When I submitted the Winchester competition article that I posted two weeks ago, I had to enter the competition under a pseudonym/pen name.
Fortunately a recent discussion with a friend meant I wasn’t at a complete loss as to how to choose one. She’d suggested combining your name with a colour, preferably beginning with the same letter – e.g. Mel Magenta or Mel Maroon – or by pairing the name of your first pet with the first road you lived on. That could be a bit risky – Fido City, Bumbles Station or Tiddles Pond are possiblities – but fortunately mine was Sandy Kennedy. I went for that on this occasion, although I don’t fancy it long-term.
In conversations with fellow (unpublished) writers, I’ve encountered a mix of opinions on whether or not they’d write under a pseudonym. One already has a pen name. Most are undecided. Another was very clear that the whole point of writing and being published was to see your name on the front cover of a book.
When I’m tempted to have a pseudonym, it’s mainly for the slight level of anonymity it’d provide. It is only very slight though, like wearing a mask to a party rather than a gorilla suit!
When I was reading “The Mortal Instruments”, I looked up Cassandra Clare on the internet to find out more about her and was surprised to discover the name was a pseudonym. Obviously in this Google age, I was immediately informed that the writer’s real name is Judith Rumelt. A pseudonym is not cast-iron anonymity (unless you’re Banksy), but it does mean you can introduce yourself, book a restaurant table or write a cheque without people instantly knowing who you are. However, this assumes that your name is quite well-known and that for some reason (a diminishing possibility in this day and age) that your real name is not equally as well-known.

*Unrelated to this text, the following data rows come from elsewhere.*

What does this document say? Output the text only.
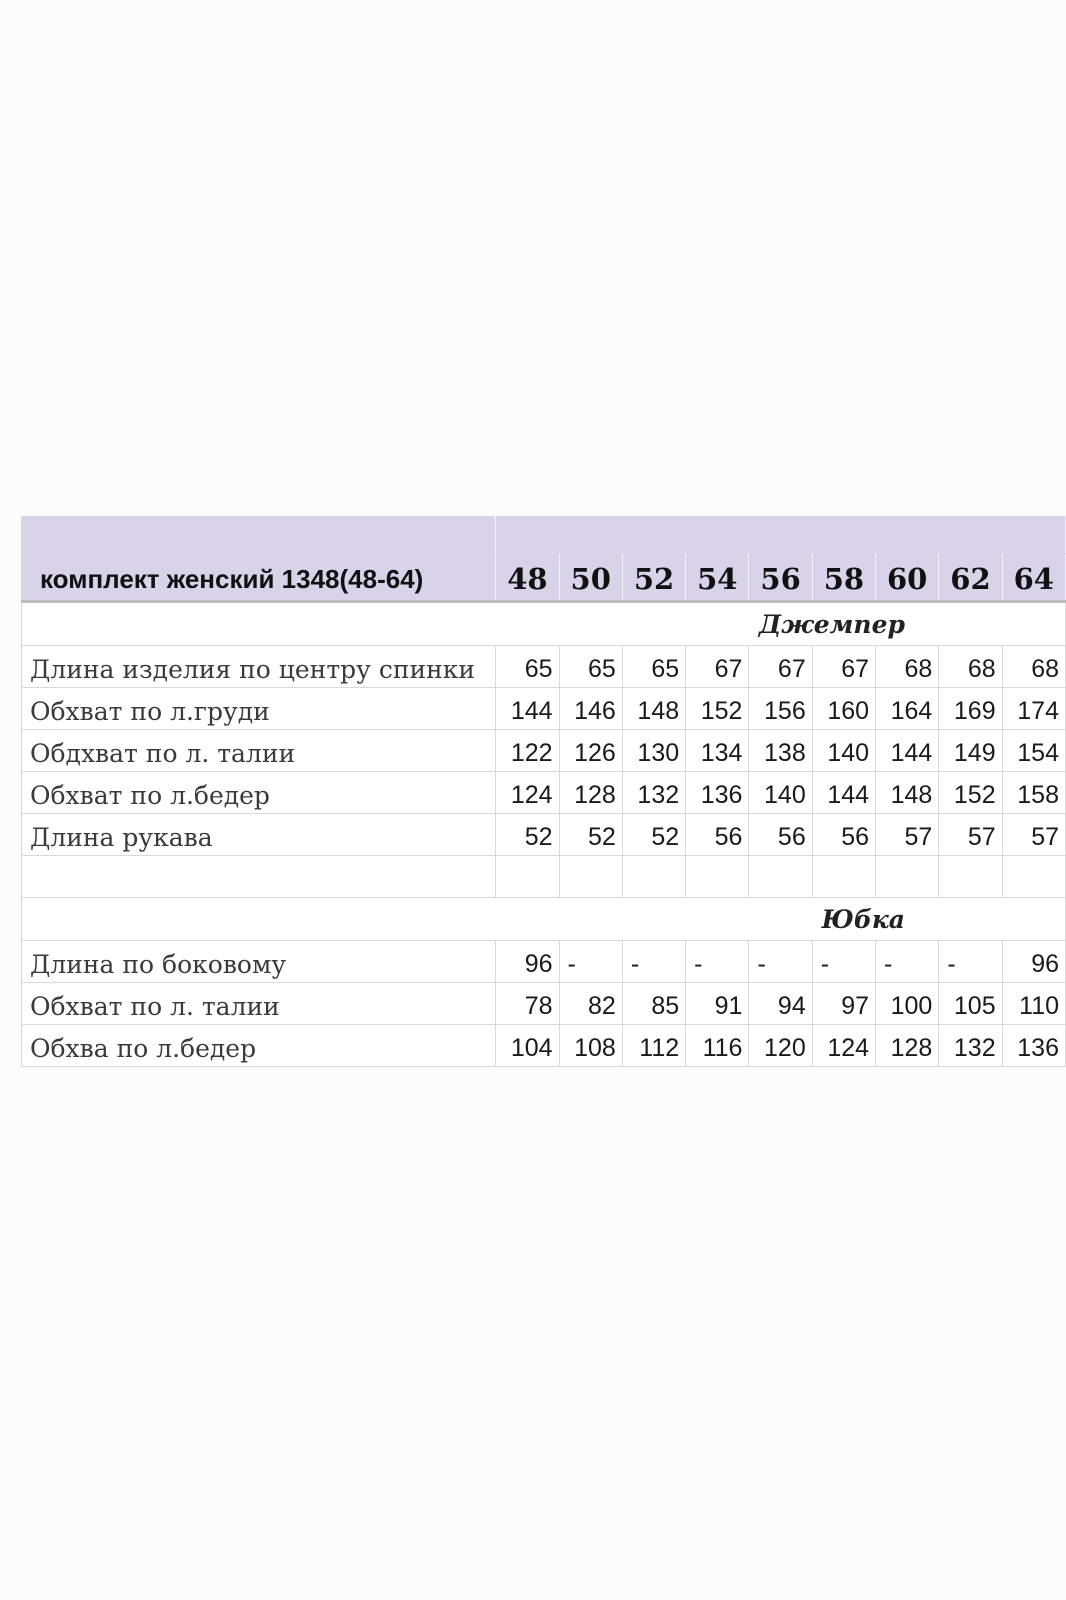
комплект женский 1348(48-64)	48	50	52	54	56	58	60	62	64

Джемпер									

Длина изделия по центру спинки	65	65	65	67	67	67	68	68	68

Обхват по л.груди	144	146	148	152	156	160	164	169	174

Обдхват по л. талии	122	126	130	134	138	140	144	149	154

Обхват по л.бедер	124	128	132	136	140	144	148	152	158

Длина рукава	52	52	52	56	56	56	57	57	57

Юбка									

Длина по боковому	96	-	-	-	-	-	-	-	96

Обхват по л. талии	78	82	85	91	94	97	100	105	110

Обхва по л.бедер	104	108	112	116	120	124	128	132	136
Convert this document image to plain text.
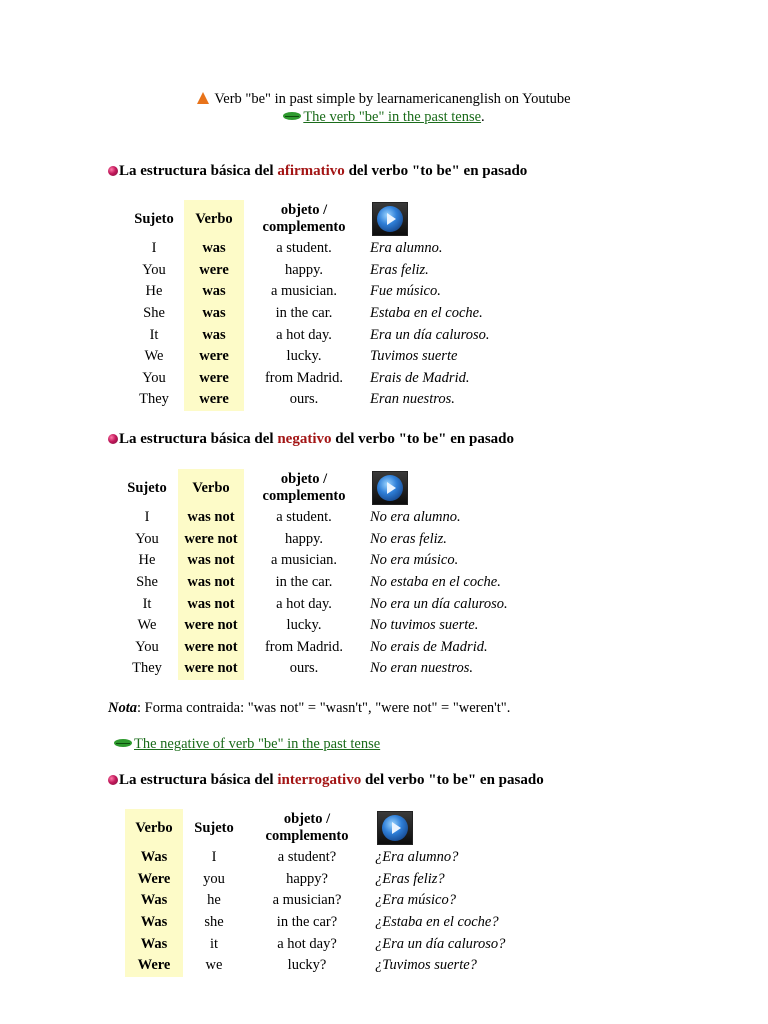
Verb "be" in past simple by learnamericanenglish on Youtube
The verb "be" in the past tense.
La estructura básica del afirmativo del verbo "to be" en pasado
Sujeto	Verbo	objeto /
complemento	

I	was	a student.	Era alumno.
You	were	happy.	Eras feliz.
He	was	a musician.	Fue músico.
She	was	in the car.	Estaba en el coche.
It	was	a hot day.	Era un día caluroso.
We	were	lucky.	Tuvimos suerte
You	were	from Madrid.	Erais de Madrid.
They	were	ours.	Eran nuestros.
La estructura básica del negativo del verbo "to be" en pasado
Sujeto	Verbo	objeto /
complemento	

I	was not	a student.	No era alumno.
You	were not	happy.	No eras feliz.
He	was not	a musician.	No era músico.
She	was not	in the car.	No estaba en el coche.
It	was not	a hot day.	No era un día caluroso.
We	were not	lucky.	No tuvimos suerte.
You	were not	from Madrid.	No erais de Madrid.
They	were not	ours.	No eran nuestros.
Nota: Forma contraida: "was not" = "wasn't", "were not" = "weren't".
The negative of verb "be" in the past tense
La estructura básica del interrogativo del verbo "to be" en pasado
Verbo	Sujeto	objeto /
complemento	

Was	I	a student?	¿Era alumno?
Were	you	happy?	¿Eras feliz?
Was	he	a musician?	¿Era músico?
Was	she	in the car?	¿Estaba en el coche?
Was	it	a hot day?	¿Era un día caluroso?
Were	we	lucky?	¿Tuvimos suerte?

As I’ve researched this post, I’ve discovered that a surprising number of writers have pseudonyms. Here’s a few – how many of them are you aware of?:
- Eric Arthur Blair – George Orwell
- Jim Grant – Lee Child
- David Cornwell – John le Carré
- Jonathan Freedland – Sam Bourne
- Stephen King – Richard Bachman and John Swithen
- Joanne Rowling – Robert Galbraith and JK Rowling*
*(Jo doesn’t actually have a middle name, but her publishers thought that young boys – the anticipated audience for Harry Potter – wouldn’t want to read a book about wizards written by a woman. They asked for two initials, so she added her grandmother’s – “K” for Kathleen).
One of the craziest ways I’ve come across to create a pseudonym is to use a website that will generate them for you (e.g. www.namegenerator.biz/pseudonym-generator.php). I had a go…
It offered me Ced Zegans, Elnora Ragsdale, Odella Mazziotta, Fraze Eden, and – just when I thought they couldn’t get any worse – Mufinella Khong. Apart from being completely mad, I couldn’t remember some of them long enough to flick between tabs and write them down in this post. Difficult to remember/spell is NOT something you want in a pen-name. While I won’t be using that site to find a pseudonym, it may become my first port of call whenever I’m in need of a weird and wonderful character name!!
More sensible methods include playing with your real name – e.g. William Dawson could become Will Daws – or using your middle name, maiden name, a relation’s name, etc. Initials are popular in the sci-fi and fantasy genres, a là C.S. Lewis, J.R.R. Tolkien and J.K. Rowling. Alternatively you can create a name from scratch, looking through books, newspapers and websites for inspiration.
The most acceptable reason in the writing world for having a pen name is when you’re already famous for writing in one genre, but want to begin writing a different genre. It provides a clear demarcation.
“…being Robert Galbraith has been such a liberating experience! It has been wonderful to publish without hype or expectation and pure pleasure to get feedback from publishers and readers under a different name.” J.K. Rowling’s statement when Robert Galbraith was revealed as her pseudonym.
If I don’t write wholly under a pseudonym then I would think seriously about using different (or slightly tweaked) names for different areas of my writing. Even though YA and children’s are closely related, I would want the difference to be clear to kids and parents. Jo Nesbo writes both crime thrillers and children’s books under the same name. I feel slightly uncomfortable that a kid who enjoys his books for younger audiences might pick up another book with Jo’s name on the front and get more than a bit of a shock from its content!
An essential consideration with pseudonyms is choosing a name you really like and can live with long-term. It also needs to be one you recognise and will respond to, so that when people refer to you at book signings or events you don’t ignore them. I missed my name on the Winchester Feature Article competition shortlist the first time I glanced down it.
Having and choosing a pseudonym doesn’t seem to be as simple as I first thought. Thankfully I have plenty of time before it becomes a pertinent issue (and at that point I’ll probably have advice offered from agents, editors and publishers as well).
Would you want to use a pseudonym? And what name would you choose if you did?